A highlight of the menu was Lubin’s quirky reinterpretation of bun cha, a Hanoi street-food medley of grilled pork, vermicelli noodles and fresh herbs. Lubin nixed the pork and replaced it with falafel.

“It seems improbable to give bun cha an Israeli flavor,” Shahar said, “but he did it.”

The restaurant is tucked among the West Lake villas and serviced apartments of wealthy Vietnamese and expatriates. But a more traditional Vietnamese neighborhood — complete with swarms of honking motorbikes and street vendors wearing traditional conical hats — is just a few blocks away.

Lubin said he may someday move his restaurant to Ho Chi Minh City, Vietnam’s other major city, which is generally seen as more cosmopolitan and may be more receptive to his Middle Eastern gastropub concept.

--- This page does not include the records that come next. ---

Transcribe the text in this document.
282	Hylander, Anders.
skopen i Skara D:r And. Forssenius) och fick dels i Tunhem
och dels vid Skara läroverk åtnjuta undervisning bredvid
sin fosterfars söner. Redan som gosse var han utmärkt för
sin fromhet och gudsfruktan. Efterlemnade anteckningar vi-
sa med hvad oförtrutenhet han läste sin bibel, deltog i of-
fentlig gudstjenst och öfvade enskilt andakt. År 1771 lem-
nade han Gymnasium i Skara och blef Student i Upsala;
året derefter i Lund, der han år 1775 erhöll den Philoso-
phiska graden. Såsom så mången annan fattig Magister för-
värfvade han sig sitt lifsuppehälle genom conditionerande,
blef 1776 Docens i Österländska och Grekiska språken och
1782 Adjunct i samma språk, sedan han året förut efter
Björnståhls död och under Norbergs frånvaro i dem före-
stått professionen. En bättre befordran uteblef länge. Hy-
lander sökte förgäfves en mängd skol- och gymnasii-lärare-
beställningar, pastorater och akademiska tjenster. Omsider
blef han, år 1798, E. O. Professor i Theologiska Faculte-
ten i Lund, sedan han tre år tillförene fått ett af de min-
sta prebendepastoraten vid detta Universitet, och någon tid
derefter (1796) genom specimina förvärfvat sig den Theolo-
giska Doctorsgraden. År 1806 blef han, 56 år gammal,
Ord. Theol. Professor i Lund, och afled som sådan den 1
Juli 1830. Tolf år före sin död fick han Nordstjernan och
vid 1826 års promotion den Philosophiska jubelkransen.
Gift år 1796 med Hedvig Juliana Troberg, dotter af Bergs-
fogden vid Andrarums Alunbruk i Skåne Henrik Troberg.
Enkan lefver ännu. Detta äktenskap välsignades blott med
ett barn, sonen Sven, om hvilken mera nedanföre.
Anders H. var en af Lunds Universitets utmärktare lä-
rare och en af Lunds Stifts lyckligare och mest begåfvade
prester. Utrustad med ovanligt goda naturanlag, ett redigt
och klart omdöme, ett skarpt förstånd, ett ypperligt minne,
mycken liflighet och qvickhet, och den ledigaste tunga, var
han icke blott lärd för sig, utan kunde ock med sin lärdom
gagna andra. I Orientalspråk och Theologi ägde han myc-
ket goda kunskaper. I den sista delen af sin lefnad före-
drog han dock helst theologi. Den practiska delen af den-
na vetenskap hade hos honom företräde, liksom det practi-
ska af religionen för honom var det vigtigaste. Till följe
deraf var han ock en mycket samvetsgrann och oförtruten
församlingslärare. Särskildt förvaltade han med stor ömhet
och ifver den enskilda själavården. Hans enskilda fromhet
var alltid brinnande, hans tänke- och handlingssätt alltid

“I’m happy with our product,” Lubin said. But for anyone serving non-Vietnamese cuisine in Hanoi, he added, “it’s hard, apparently, to be successful here, consistently, unless you’re an Italian or Japanese restaurant.”

Nguyen Phuong Mai, 27, a Vietnamese food blogger in Hanoi who goes by the nickname Tho, said some of her friends regarded Daluva’s food as “strange” because it is so unfamiliar to their palates.

But Mai has traveled in Israel, she said, and she recognizes a good chef when she sees one. On her blog, Tho Loves Food, she has praised Daluva in glowing terms.

Some of Mai’s posts include extended musings on the nuances of Lubin’s ingredients, or similarities and differences between Vietnamese and Middle Eastern cooking. But a recent heading summed up her views in just a few words.

“Daluva – True gem in Hanoi – Must try,” she wrote.